About the only thing that surprised me in this one was that the royal family is the one that arranges for the girl to get a job offer. Haven't seen that before. Also, the prince plays a lot of youth basketball.
"I came here for a vacation, not to have my life turned upside-down."
"There are more things to life than just being happy." "Of course, what was I THINKING?"

A Winter Princess:
This one has an actual different plot: Princess Carly (Carlotta) is working at a ski resort incognito to get work experience, but now her dad's demanding she come home for her birthday. But she's just gotten an upgrade in her work duties, so she doesn't wanna, and dad lets her off the hook. Carly also saves a guy from being hit by a car, so that's cool. That fellow is the owner's brother, Jesse the hottie.
"Where are you from?" "Europe."
"Where?" "Central Europe."
"You've done a great job of losing your accent." "Four years of American boarding school." LOL.
Jesse does not like being called "baby brother" or "Jellybean," just so you know.
Carly's twin, Gustav, shows up to check on her and she's grumbly and he feels forgotten. She rolls her eyes SO HARD at the idea of being a princess. Her job is "royal family buffer," which is why she fled for a year. Gus panicked. He also brought the Danish royal prince, Emile. "Formal around here means your GOOD boots," she tells them, along with being incognito.
Jesse sees mail for "Carlotta" from "Landora." HE IMMEDIATELY GOOGLES, AS LITERALLY ANYONE SHOULD. DUH, IT'S HER. This is why "incognito" plots are totally effing ridiculous.
Jesse: "What country are you from again?"
Carly, interrupting: "A SMALL ONE. THAT LITERALLY NO ONE HAS EVER HEARD OF."
Jesse points out that the package says "HRH Carlotta" and he Googled. She doesn't like that that word makes people think she's a spoiled diva.
THEN DAD SHOWS UP and the royal guys dress Dad in ski gear to disguise him.

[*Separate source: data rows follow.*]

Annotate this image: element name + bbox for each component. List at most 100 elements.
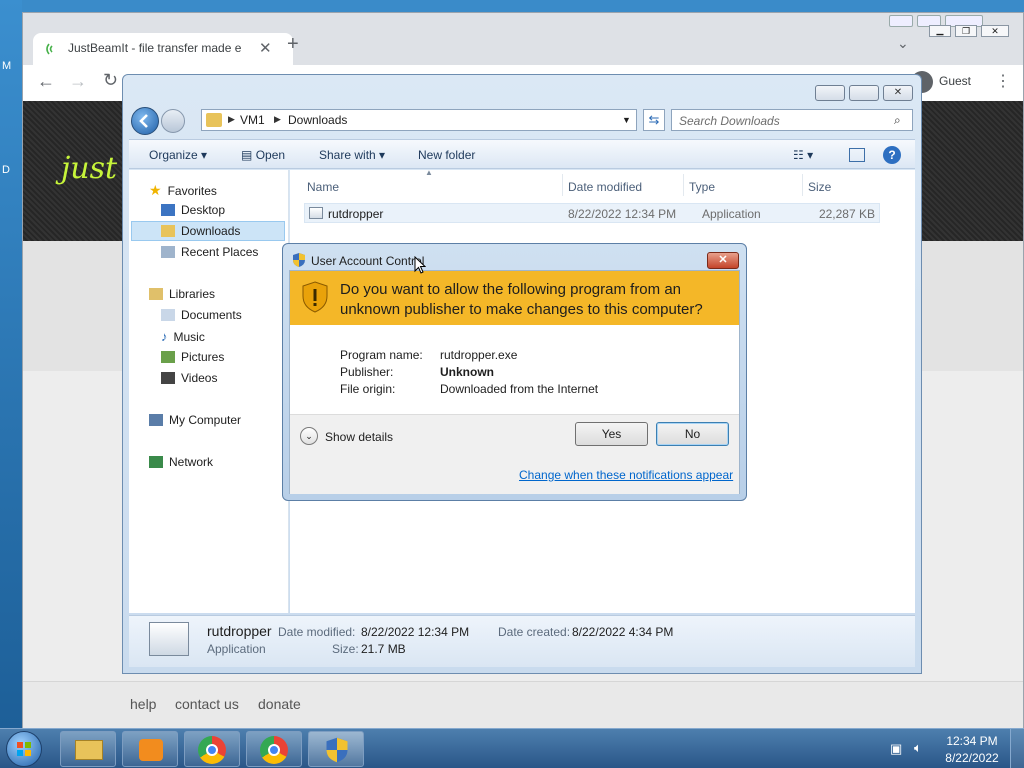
computer-icon [149,414,163,426]
restore-maximize-button[interactable]: ❐ [955,25,977,37]
organize-button[interactable]: Organize ▾ [149,148,207,162]
footer-link-help[interactable]: help [130,696,156,712]
back-arrow-icon[interactable]: ← [37,71,55,92]
taskbar-chrome-button[interactable] [184,731,240,767]
site-footer: help contact us donate [23,681,1023,729]
sort-arrow-icon: ▲ [425,168,433,177]
restore-minimize-button[interactable]: ▁ [929,25,951,37]
documents-icon [161,309,175,321]
music-note-icon: ♪ [161,329,168,344]
nav-music[interactable]: ♪ Music [161,329,205,344]
refresh-icon[interactable]: ⇆ [643,109,665,131]
uac-warning-banner: Do you want to allow the following progr… [290,271,739,325]
chrome-tab[interactable]: JustBeamIt - file transfer made e ✕ [33,33,293,65]
breadcrumb-vm1[interactable]: VM1 [240,113,265,127]
back-button[interactable] [131,107,159,135]
details-name: rutdropper [207,623,272,639]
nav-recent-places[interactable]: Recent Places [161,245,258,259]
nav-network[interactable]: Network [149,455,213,469]
command-bar: Organize ▾ ▤ Open Share with ▾ New folde… [129,139,915,169]
reload-icon[interactable]: ↻ [103,70,118,91]
show-details-chevron-icon[interactable]: ⌄ [300,427,318,445]
open-file-icon: ▤ [241,148,253,162]
taskbar-media-player-button[interactable] [122,731,178,767]
address-dropdown-icon[interactable]: ▼ [622,115,631,125]
open-button[interactable]: ▤ Open [241,148,285,162]
taskbar-chrome-button[interactable] [246,731,302,767]
breadcrumb-arrow-icon[interactable]: ▶ [228,114,235,125]
nav-libraries[interactable]: Libraries [149,287,215,301]
nav-label: Desktop [181,203,226,217]
show-desktop-button[interactable] [1010,729,1024,768]
breadcrumb-downloads[interactable]: Downloads [288,113,347,127]
nav-favorites[interactable]: ★ Favorites [149,182,217,199]
videos-icon [161,372,175,384]
no-button[interactable]: No [656,422,729,446]
restore-close-button[interactable]: ✕ [981,25,1009,37]
clock-date[interactable]: 8/22/2022 [944,751,1000,765]
new-folder-button[interactable]: New folder [418,148,475,162]
nav-videos[interactable]: Videos [161,371,217,385]
tab-search-chevron-icon[interactable]: ⌄ [897,35,909,52]
footer-link-donate[interactable]: donate [258,696,301,712]
nav-desktop[interactable]: Desktop [161,203,225,217]
volume-tray-icon[interactable]: 🔈︎ [914,740,922,756]
chrome-tab-title: JustBeamIt - file transfer made e [68,41,242,55]
explorer-close-button[interactable]: ✕ [883,85,913,101]
start-button[interactable] [6,731,42,767]
forward-arrow-icon[interactable]: → [69,71,87,92]
tab-close-icon[interactable]: ✕ [259,39,272,57]
nav-downloads[interactable]: Downloads [161,224,240,238]
folder-icon [206,113,222,127]
table-row[interactable]: rutdropper 8/22/2022 12:34 PM Applicatio… [304,203,880,223]
program-name-value: rutdropper.exe [440,348,518,362]
nav-pictures[interactable]: Pictures [161,350,224,364]
chrome-icon [260,736,288,764]
share-with-button[interactable]: Share with ▾ [319,148,385,162]
explorer-maximize-button[interactable] [849,85,879,101]
new-tab-icon[interactable]: + [287,33,299,56]
nav-label: Videos [181,371,218,385]
column-header-size[interactable]: Size [808,180,831,194]
details-size-label: Size: [332,642,359,656]
change-notifications-link[interactable]: Change when these notifications appear [519,468,733,482]
desktop-icon-label: D [2,164,10,176]
nav-my-computer[interactable]: My Computer [149,413,241,427]
view-options-icon[interactable]: ☷ ▾ [793,148,813,162]
file-name: rutdropper [328,207,384,221]
column-header-date-modified[interactable]: Date modified [568,180,642,194]
show-details-toggle[interactable]: Show details [325,430,393,444]
column-header-name[interactable]: Name [307,180,339,194]
clock-time[interactable]: 12:34 PM [946,734,998,748]
network-tray-icon[interactable]: ▣ [890,741,902,757]
nav-label: Recent Places [181,245,259,259]
help-icon[interactable]: ? [883,146,901,164]
nav-label: My Computer [169,413,242,427]
footer-link-contact[interactable]: contact us [175,696,239,712]
profile-label[interactable]: Guest [939,74,971,88]
desktop-left-edge: M D [0,0,22,728]
uac-title: User Account Control [311,254,425,268]
nav-documents[interactable]: Documents [161,308,242,322]
column-header-type[interactable]: Type [689,180,715,194]
details-date-created: 8/22/2022 4:34 PM [572,625,674,639]
kebab-menu-icon[interactable]: ⋮ [995,71,1011,91]
details-date-modified: 8/22/2022 12:34 PM [361,625,470,639]
address-bar[interactable]: ▶ VM1 ▶ Downloads ▼ [201,109,637,131]
search-input[interactable]: Search Downloads ⌕ [671,109,913,131]
uac-question: Do you want to allow the following progr… [340,281,703,318]
downloads-folder-icon [161,225,175,237]
taskbar-uac-button[interactable] [308,731,364,767]
search-icon[interactable]: ⌕ [894,113,901,128]
uac-close-button[interactable]: ✕ [707,252,739,269]
breadcrumb-arrow-icon[interactable]: ▶ [274,114,281,125]
forward-button[interactable] [161,109,185,133]
preview-pane-icon[interactable] [849,148,865,162]
yes-button[interactable]: Yes [575,422,648,446]
publisher-value: Unknown [440,365,494,379]
nav-label: Pictures [181,350,225,364]
taskbar-explorer-button[interactable] [60,731,116,767]
explorer-minimize-button[interactable] [815,85,845,101]
application-large-icon [149,622,189,656]
minimize-button[interactable] [889,15,913,27]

Prince Emile's black Ferrari is being towed. He goes to deal with it, saying he needs to learn how to handle things himself. THIS GUY IS SUPPOSEDLY GONNA TAKE OVER A KINGDOM SOMETIME AND I'M A LITTLE CONCERNED ON MANY LEVELS ABOUT THAT REMARK. Also, didn't you fly here? How is your Ferrari here? 'Cause I hear it's pretty slow to have a car shipped via boat. I will note that he did NOT win over the tow truck driver (offscreen).
Carly tells Emile, "I'm not the only royal who can take a year off." Um, if Emile is crown prince (I'm assuming? Show didn't specify compared to Gustav), maybe not? I'm pretty sure that Carly as #2/a woman, well, it doesn't matter so much if she poofs off for a year to a ski resort.
"Do you ever feel like family is the one person you can't say no to?" "You're asking the wrong person."
"Unless you have some sort of celebrity draw, getting people out here is a tough sell." UH-HUH.
Carly gets outed as being a princess and she's mad, bro! "Was she terribly upset? "Yes, but she seemed cheered up once she shoved snow down my sweater."
"I'm starting to realize she's a princess." DUDE, YOU FIGURED THIS OUT WITHIN THE FIRST FIFTEEN MINUTES OF THE MOVIE.
I will note that the birthday twins' cake is....ONE CUPCAKE and one candle. NOT EVEN TWO CUPCAKES. WHAT THE FUCK, NOBODY COULD SPRING FOR TWO CUPCAKES, MUCH LESS A WHOLE CAKE FOR ROYALTY?!
There is an adorable moment where the dude is moping about having to break up with Carly and he says this to her (incognito, or at least not Googled for) dad, who is all "Wait a few minutes to leave the party." Why? "If you leave right now, your fate is set." So he tells Carly....
I will note that Carly's dad is totally kewl with his daughter remaining an event planner at a ski resort. Take note, Queen Elizabeth II???